I will definitely provide one when I get back to it. I got waylaid by a more critical problem related to USB driver issues (turned out to be a brown out) but that’s all sorted so I have an RTC clock to integrate and a TZ database to add then I’ll be back on the http case I suspect.

I do have a custom build of mbed as advised so I can debug it now :slight_smile:

I do have a question though, and maybe you can answer it because you seem familiar with the client code. The giga/mbed uses lwip which has configurable buffer sizes. Assume these are configured properly why is there a need for a background read thread in the Client code - assuming a well designed app that services the socket in a timely fashion? Is this a product of needing to support the lowest common denominator h/w wise?

I guess the idea is to move the data from the LwIP memory manager to a buffer specific for the connection. this allows applications with more connections use the same LwIP memory size as small application.

This is good to know. It suggests I can write a Client that doesn't do the extra read thread stuff and perhaps side step the issues with the current implementation because I know I don't have a lot of connections open.

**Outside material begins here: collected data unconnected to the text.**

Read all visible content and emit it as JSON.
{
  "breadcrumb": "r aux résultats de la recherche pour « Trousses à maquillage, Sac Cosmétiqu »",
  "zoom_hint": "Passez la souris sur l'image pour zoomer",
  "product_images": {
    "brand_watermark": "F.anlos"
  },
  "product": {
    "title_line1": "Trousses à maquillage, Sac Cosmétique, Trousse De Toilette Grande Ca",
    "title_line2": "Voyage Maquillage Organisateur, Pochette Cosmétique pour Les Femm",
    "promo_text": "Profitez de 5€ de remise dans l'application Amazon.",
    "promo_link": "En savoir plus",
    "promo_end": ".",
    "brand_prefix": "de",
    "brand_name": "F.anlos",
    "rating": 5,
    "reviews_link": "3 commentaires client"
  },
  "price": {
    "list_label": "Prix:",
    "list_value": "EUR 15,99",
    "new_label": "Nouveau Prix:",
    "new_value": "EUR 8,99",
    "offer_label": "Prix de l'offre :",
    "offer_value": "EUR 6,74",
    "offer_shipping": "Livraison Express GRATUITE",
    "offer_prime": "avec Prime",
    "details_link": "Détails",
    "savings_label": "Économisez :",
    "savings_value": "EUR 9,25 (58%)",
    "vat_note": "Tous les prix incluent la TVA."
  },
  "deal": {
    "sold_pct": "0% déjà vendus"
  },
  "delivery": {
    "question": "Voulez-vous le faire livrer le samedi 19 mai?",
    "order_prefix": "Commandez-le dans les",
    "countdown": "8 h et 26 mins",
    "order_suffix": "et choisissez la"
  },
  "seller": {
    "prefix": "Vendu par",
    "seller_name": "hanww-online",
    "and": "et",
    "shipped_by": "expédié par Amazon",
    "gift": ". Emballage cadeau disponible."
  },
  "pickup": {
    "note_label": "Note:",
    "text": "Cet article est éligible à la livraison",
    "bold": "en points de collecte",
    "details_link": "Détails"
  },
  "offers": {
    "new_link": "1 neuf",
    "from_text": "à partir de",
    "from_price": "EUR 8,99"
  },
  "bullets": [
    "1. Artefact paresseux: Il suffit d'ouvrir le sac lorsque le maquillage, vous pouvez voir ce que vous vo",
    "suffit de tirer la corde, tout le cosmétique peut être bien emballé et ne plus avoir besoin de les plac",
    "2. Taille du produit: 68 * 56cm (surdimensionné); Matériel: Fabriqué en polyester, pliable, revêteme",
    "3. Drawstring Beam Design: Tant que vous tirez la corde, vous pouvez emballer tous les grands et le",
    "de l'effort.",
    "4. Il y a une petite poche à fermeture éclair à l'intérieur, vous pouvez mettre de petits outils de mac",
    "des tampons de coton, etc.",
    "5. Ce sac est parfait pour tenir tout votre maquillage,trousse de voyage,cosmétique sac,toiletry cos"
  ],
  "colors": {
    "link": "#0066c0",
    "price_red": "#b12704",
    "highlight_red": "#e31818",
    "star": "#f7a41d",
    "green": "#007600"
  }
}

We are here: Every 5th TCP connection fails on Arduino Giga R1 if we don't fully read the HTTP content sent from the server each time · Issue #937 · arduino/ArduinoCore-mbed · GitHub

In essence the issue appears to be this:

  1. You are downloading a body of data from a server.
  2. That server supports keep-alives.
  3. The body of data is larger than the TCP Window you advertise (which is derived from the max segment size parameter in the MBED config).
  4. You stop reading the socket (because you didn't like what was sent to you perhaps or you only needing the first N bytes of it) and close the connection.

It would appear in this situation that the server may continue to send keep-alives and this keeps the Giga's TCP stacks socket open in some half closed state and the resources are tied up until a timeout is reached.

My conclusion (currently) is this is a bug and the Giga's stack should be more aggressive in considering the connection dead since it sent a reset, but you can read the thread for yourself obv. I have a workaround, which is that I must always consume everything sent even when I don't need to.

Everyone on that ticket and this thread have been very helpful. @pennam 's PCAPs really nailed the cause down. (The n/w my Giga is on doesn't allow passive captures).